Speaking to the MVER readings, all I can say is that there are a lot of variables i.e how much surface prep, ambient conditions, calculations, etc.  RH will give you a better understanding of the moisture situation in the slab.

Lastly, has it been verified that there is an intact vapor retarder below the slab?  Slabs of this age may have never had one or what they had may be deteriorated.  If either of these is the case, the moisture readings being obtained may fluctuate anyway, so a topical mitigation system would ensure a successful flooring installation.

Hope this helps!

Jason



Recently had a commercial contractor with 40+ years call me regarding the following. It appears some company is trying to require a very expensive epoxy concrete sealer to an existing floor with vct tile, current floor down 15+ years, on it now which does not exhibit any symptoms of moisture coming from the slab.
Company conducting testing recorded mver readings from 5 to 15 lbs. I have never recorded mver ratings in El Paso more than 6.5 myself. Most rh readings run 25 to 55 here so he is considering rh testing as he is doubtful that these readings are conclusive.
El Paso is in the moisture map as having 5% to 9%  moisture content readings utilizing a Tramex moisture content meter so it does seem a little incredible to me that there can be mver readings this high.
Any thoughts gentleman???
Jim Decker
[/quote]

07-13-2015, 11:40 AM #3
eaadams Concrete Moisture Expert *****
Status: Offline Posts:600 Threads:88 Joined:Jul 2010
VCT has a lot of moisture outlets, 12x12 tiles hides a lot.  If they are switching products to a sheet, I'm not at all surprised.  Also, 15+ years ago adhesives were different.  MVER is really a useless test and highly subject to environmental conditions. 
The big issue with VCT is cost.  VCT is put out to bid at low cost and it becomes a race to the bottom.  Then the margin can be made on the change order.  If you put out a lazy VCT spec with tight moisture limits then you will get moisture change orders as people have to follow the manufacturer instructions.  
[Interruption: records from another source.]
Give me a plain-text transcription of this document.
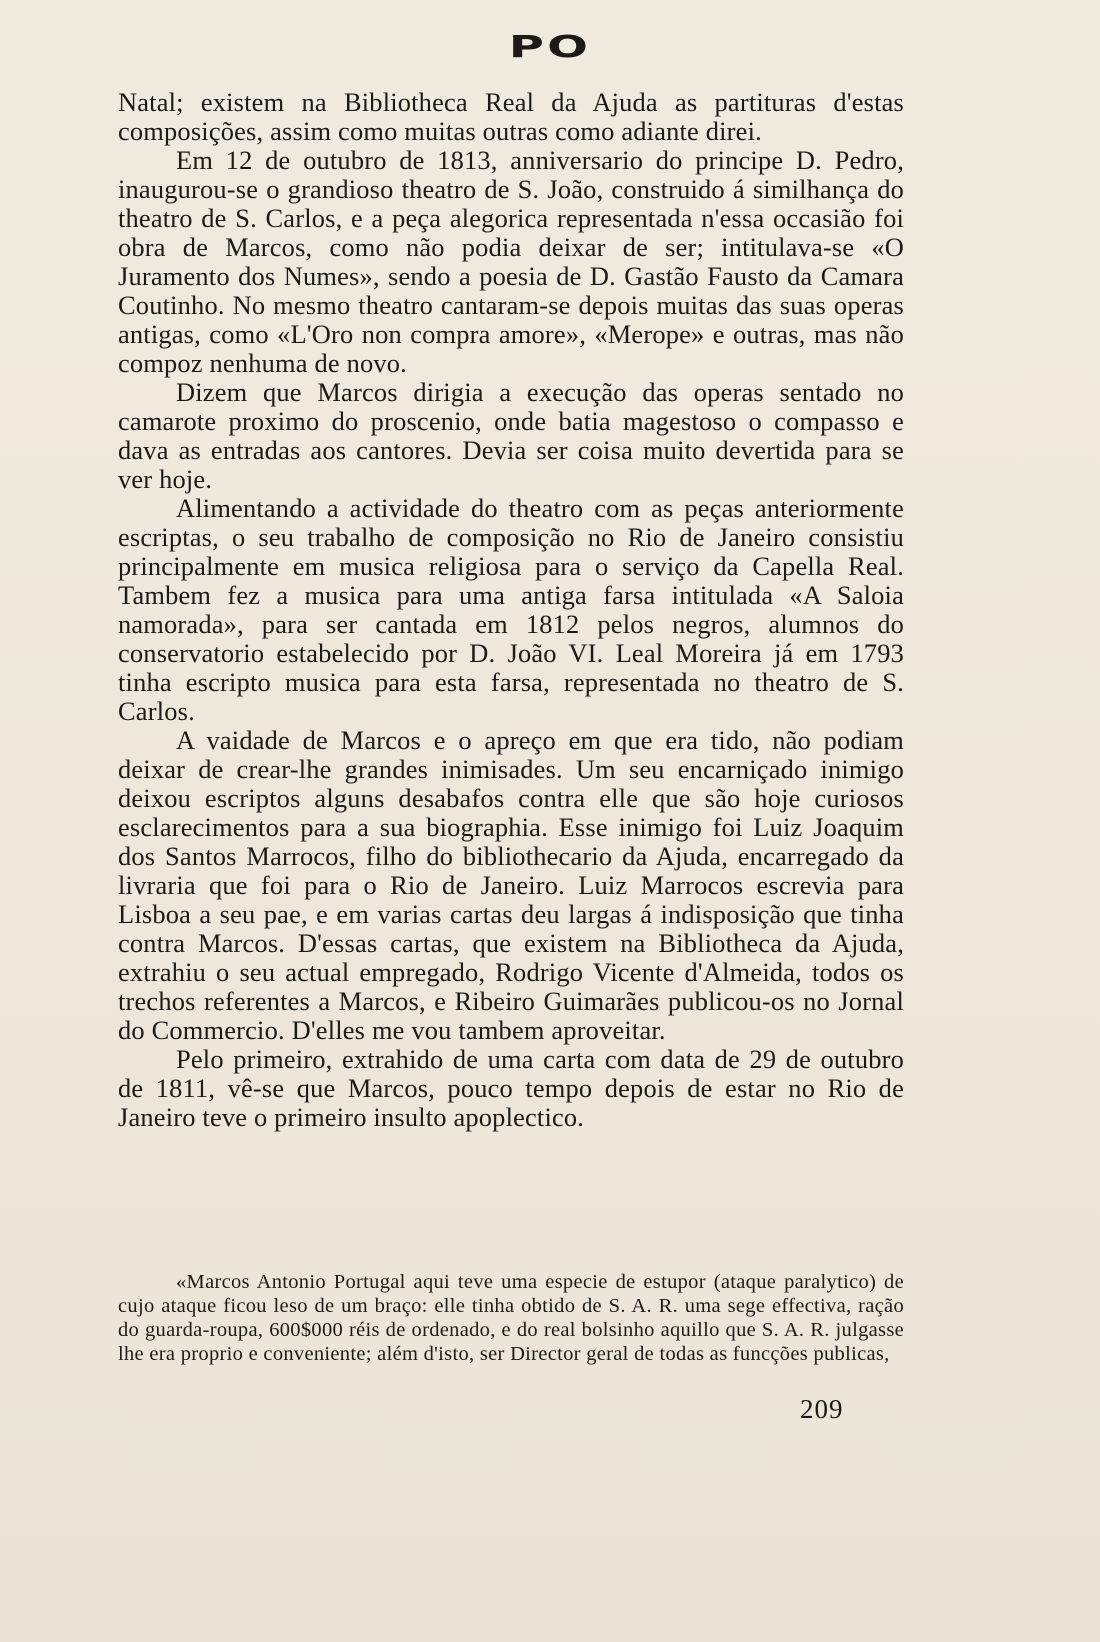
PO

Natal; existem na Bibliotheca Real da Ajuda as partituras d'estas composições, assim como muitas outras como adiante direi.

Em 12 de outubro de 1813, anniversario do principe D. Pedro, inaugurou-se o grandioso theatro de S. João, construido á similhança do theatro de S. Carlos, e a peça alegorica representada n'essa occasião foi obra de Marcos, como não podia deixar de ser; intitulava-se «O Juramento dos Numes», sendo a poesia de D. Gastão Fausto da Camara Coutinho. No mesmo theatro cantaram-se depois muitas das suas operas antigas, como «L'Oro non compra amore», «Merope» e outras, mas não compoz nenhuma de novo.

Dizem que Marcos dirigia a execução das operas sentado no camarote proximo do proscenio, onde batia magestoso o compasso e dava as entradas aos cantores. Devia ser coisa muito devertida para se ver hoje.

Alimentando a actividade do theatro com as peças anteriormente escriptas, o seu trabalho de composição no Rio de Janeiro consistiu principalmente em musica religiosa para o serviço da Capella Real. Tambem fez a musica para uma antiga farsa intitulada «A Saloia namorada», para ser cantada em 1812 pelos negros, alumnos do conservatorio estabelecido por D. João VI. Leal Moreira já em 1793 tinha escripto musica para esta farsa, representada no theatro de S. Carlos.

A vaidade de Marcos e o apreço em que era tido, não podiam deixar de crear-lhe grandes inimisades. Um seu encarniçado inimigo deixou escriptos alguns desabafos contra elle que são hoje curiosos esclarecimentos para a sua biographia. Esse inimigo foi Luiz Joaquim dos Santos Marrocos, filho do bibliothecario da Ajuda, encarregado da livraria que foi para o Rio de Janeiro. Luiz Marrocos escrevia para Lisboa a seu pae, e em varias cartas deu largas á indisposição que tinha contra Marcos. D'essas cartas, que existem na Bibliotheca da Ajuda, extrahiu o seu actual empregado, Rodrigo Vicente d'Almeida, todos os trechos referentes a Marcos, e Ribeiro Guimarães publicou-os no Jornal do Commercio. D'elles me vou tambem aproveitar.

Pelo primeiro, extrahido de uma carta com data de 29 de outubro de 1811, vê-se que Marcos, pouco tempo depois de estar no Rio de Janeiro teve o primeiro insulto apoplectico.

«Marcos Antonio Portugal aqui teve uma especie de estupor (ataque paralytico) de cujo ataque ficou leso de um braço: elle tinha obtido de S. A. R. uma sege effectiva, ração do guarda-roupa, 600$000 réis de ordenado, e do real bolsinho aquillo que S. A. R. julgasse lhe era proprio e conveniente; além d'isto, ser Director geral de todas as funcções publicas,

209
RH readings in 25-55 for probes inside of any concrete seem CRAZY low.  I've never had a single slab test under 70 in California.  

Regarding Jason's comments about an intact vapor retarder, I have a theory about that.  I think the ASTM test for RH is flawed.  The test is designed to simulate RH conditions of a PERFECT slab at the surface once covered; that is why we test at 40% depth.  
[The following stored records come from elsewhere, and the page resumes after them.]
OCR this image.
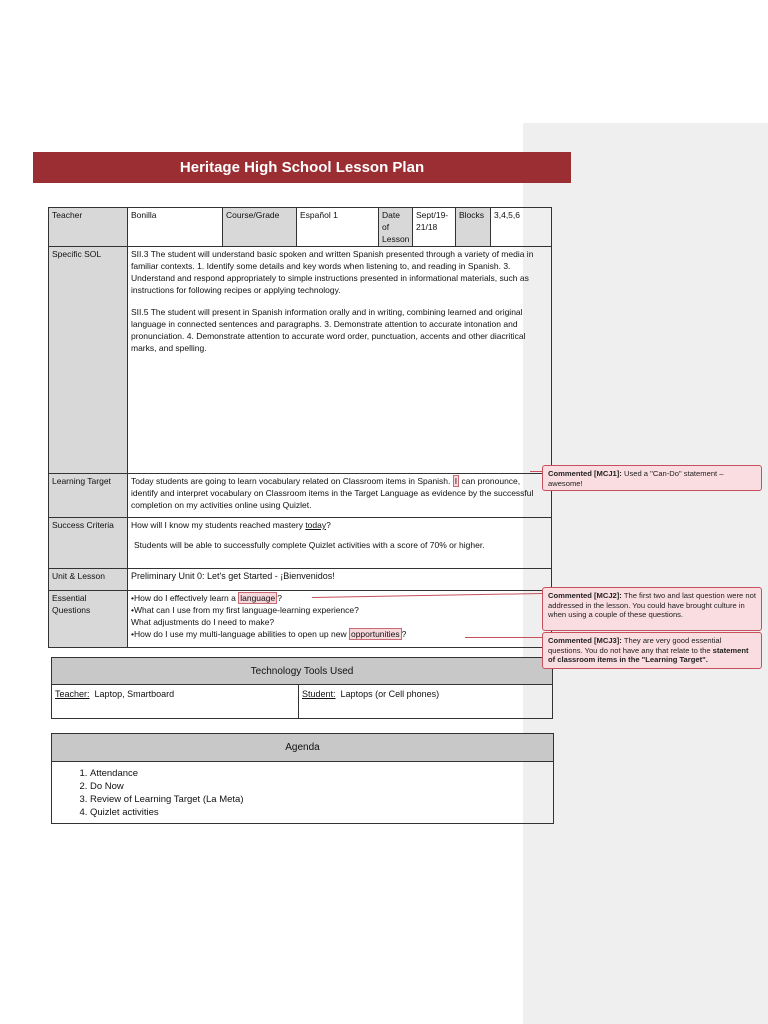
Heritage High School Lesson Plan
Teacher	Bonilla	Course/Grade	Español 1	Date of Lesson	Sept/19-21/18	Blocks	3,4,5,6
Specific SOL	SII.3 The student will understand basic spoken and written Spanish presented through a variety of media in familiar contexts. 1. Identify some details and key words when listening to, and reading in Spanish. 3. Understand and respond appropriately to simple instructions presented in informational materials, such as instructions for following recipes or applying technology.

SII.5 The student will present in Spanish information orally and in writing, combining learned and original language in connected sentences and paragraphs. 3. Demonstrate attention to accurate intonation and pronunciation. 4. Demonstrate attention to accurate word order, punctuation, accents and other diacritical marks, and spelling.						

Learning Target	Today students are going to learn vocabulary related on Classroom items in Spanish. I can pronounce, identify and interpret vocabulary on Classroom items in the Target Language as evidence by the successful completion on my activities online using Quizlet.						
Success Criteria	How will I know my students reached mastery today?
Students will be able to successfully complete Quizlet activities with a score of 70% or higher.						

Unit & Lesson	Preliminary Unit 0: Let's get Started - ¡Bienvenidos!						
Essential Questions	•How do I effectively learn a language ?
•What can I use from my first language-learning experience?
What adjustments do I need to make?
•How do I use my multi-language abilities to open up new opportunities ?						
Technology Tools Used
Teacher: Laptop, Smartboard	Student: Laptops (or Cell phones)
Agenda
1. Attendance
2. Do Now
3. Review of Learning Target (La Meta)
4. Quizlet activities
Commented [MCJ1]: Used a "Can-Do" statement – awesome!
Commented [MCJ2]: The first two and last question were not addressed in the lesson. You could have brought culture in when using a couple of these questions.
Commented [MCJ3]: They are very good essential questions. You do not have any that relate to the statement of classroom items in the "Learning Target".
[Image: RH-Measurement-Depth-Graph.jpg]

But if there is no vapor retarder, if there is a blotter/sand/granular layer under the slab but on top of the vapor retarder, all of these things would affect where the potential equilibrium depth is in the slab.  I'd love to see the same charts done with blotter layers, sand layers, and with slabs exposed to subsurface moisture at various soil moisture levels.  I think we should have a deeper ASTM depth for renovations that have an unknown construction and perhaps have been drying from the surface for much longer.  I just think the slab equilibration Curve / Level for the non-perfect slabs would be different.  

07-13-2015, 02:51 PM #4
jim decker Concrete Moisture Enthusiast *
Status: Offline Posts:42 Threads:4 Joined:Nov 2011
VERY interesting!! Seems there are many considerations to factor. It is always ongoing especially from this forum. I've been away but learned a hell of a lot from you that do this testing on a regular basis. Keep the info coming.